Beijing, Radio Bharata Online - Indeks yang melacak harga-harga komoditas curah Tiongkok meningkat selama tiga bulan berturut-turut pada bulan Mei 2024, mencapai 118,9 dengan kenaikan bulan ke bulan sebesar 3 persen, menurut data yang dirilis oleh Federasi Logistik dan Pembelian Tiongkok atau China Federation of Logistics and Purchasing (CFLP) pada hari Rabu (5/6).

Dalam hal industri, indeks harga untuk logam non-ferrous, logam ferrous, produk kimia, dan produk energi semuanya menunjukkan kenaikan dari bulan ke bulan.

Khususnya, indeks harga untuk logam non-besi telah mengalami kenaikan terus menerus selama tiga bulan, mencapai level tertinggi dalam 24 bulan terakhir. Demikian pula, indeks harga untuk produk kimia telah mengalami kenaikan selama lima bulan berturut-turut, mencapai level tertinggi sepanjang tahun ini.

Dari 50 jenis produk utama yang dipantau oleh federasi, harga untuk 30 jenis produk tersebut mengalami kenaikan di bulan Mei 2024.

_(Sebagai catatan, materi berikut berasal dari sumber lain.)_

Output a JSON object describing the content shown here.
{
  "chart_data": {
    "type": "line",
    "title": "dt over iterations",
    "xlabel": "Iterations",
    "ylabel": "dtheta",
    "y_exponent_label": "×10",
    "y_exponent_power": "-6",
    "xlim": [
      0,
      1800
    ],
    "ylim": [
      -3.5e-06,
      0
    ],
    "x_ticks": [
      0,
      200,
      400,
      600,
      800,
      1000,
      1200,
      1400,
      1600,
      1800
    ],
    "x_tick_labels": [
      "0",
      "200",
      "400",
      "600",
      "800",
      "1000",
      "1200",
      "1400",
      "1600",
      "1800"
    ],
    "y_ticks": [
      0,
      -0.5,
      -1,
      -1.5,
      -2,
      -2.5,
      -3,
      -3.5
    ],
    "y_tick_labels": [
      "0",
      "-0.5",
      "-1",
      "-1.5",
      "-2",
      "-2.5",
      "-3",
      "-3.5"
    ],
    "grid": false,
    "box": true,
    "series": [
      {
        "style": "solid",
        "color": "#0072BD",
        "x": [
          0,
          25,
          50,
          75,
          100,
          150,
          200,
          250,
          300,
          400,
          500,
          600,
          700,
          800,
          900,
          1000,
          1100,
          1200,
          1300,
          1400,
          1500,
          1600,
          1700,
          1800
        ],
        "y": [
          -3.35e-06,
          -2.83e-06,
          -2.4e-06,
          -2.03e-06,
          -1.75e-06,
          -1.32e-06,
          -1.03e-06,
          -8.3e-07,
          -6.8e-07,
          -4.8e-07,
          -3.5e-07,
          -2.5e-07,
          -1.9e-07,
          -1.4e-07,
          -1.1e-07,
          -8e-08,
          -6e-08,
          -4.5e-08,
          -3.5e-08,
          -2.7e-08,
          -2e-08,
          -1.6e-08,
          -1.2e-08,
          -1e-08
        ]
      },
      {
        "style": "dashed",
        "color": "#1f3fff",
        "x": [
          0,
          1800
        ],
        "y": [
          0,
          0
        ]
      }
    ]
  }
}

Menurut analisis, ada peningkatan jumlah industri yang melaporkan pertumbuhan dalam indeks harga komoditas curah mereka, yang mengindikasikan kinerja keseluruhan yang stabil di pasar komoditas curah dan konsolidasi lebih lanjut dari tren stabil dan positif ekonomi Tiongkok.

Terlepas dari tren positif secara keseluruhan, perlu dicatat bahwa industri-industri tertentu masih bergulat dengan tantangan seperti permintaan pasar yang tidak mencukupi, efisiensi sirkulasi yang rendah, biaya yang tinggi, dan isu-isu yang terus berlanjut seperti kesulitan dan biaya tinggi dalam pembiayaan untuk usaha kecil dan menengah. Faktor-faktor ini menggarisbawahi pentingnya penguatan dan konsolidasi lebih lanjut dari pendorong endogen pertumbuhan ekonomi.

"Oleh karena itu, sangat penting bagi pemerintah untuk secara signifikan memperkuat penyesuaian kebijakan makro yang bersifat kontra-siklus dan lintas-siklus, terutama dalam meningkatkan dampak positif dari investasi pemerintah dalam mendorong pesanan bisnis, produksi, dan investasi," ujar Zhang Liqun, seorang peneliti di Development Research Center of the State Council.